Várias pessoas me perguntaram o que se tinha passado. Todos
acharam que te tinhas lesionado (um queda, seria o mais provável). Desistir aos
38km numa prova de 160km só por um grande azar. Mas não... Quando pediam a
minha confirmação do óbvio (“ele caiu, foi?”) a minha resposta era o mais tonta
possível: “não, não caiu… Diz que não consegue…” Muito bom! Ficava um silêncio
ensurdecedor entre mim e a pessoa do outro lado da linha.
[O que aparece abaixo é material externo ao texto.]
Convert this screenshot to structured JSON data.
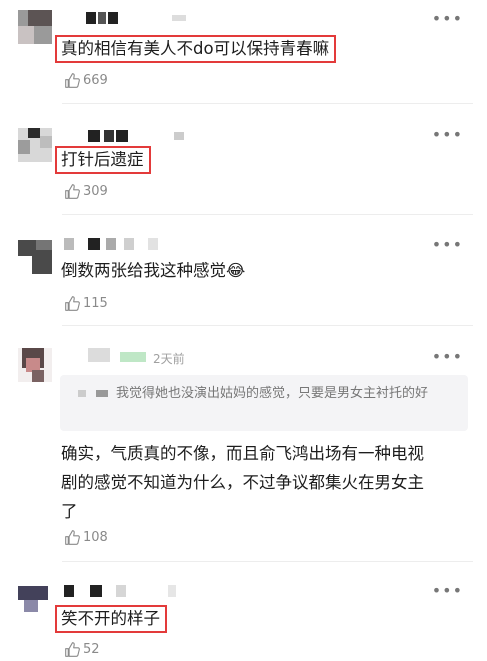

Isto foi no dia. Foi assim que me senti, Paul Michel. Defraudada,
quase enganada. Revoltada e, durante algum tempo, irritada e furiosa contigo.
Afinal de contas, tanto treino, tanta estratégia, tanta logística, tanto
planeamento, tanta coisa, para no dia… “As
pernas não andam e a cabeça não responde”.
Se fosses à merda…
Mas isto foi naquele dia. Naquele dia quase que desejei que
tivesses caído, pois seria mais fácil justificar o injustificável. Não te
entendi, não te compreendi. Não reconhecia o super-herói que sempre admirei muito
mais pela tua dedicação e trabalho e muito menos pelos teus resultados.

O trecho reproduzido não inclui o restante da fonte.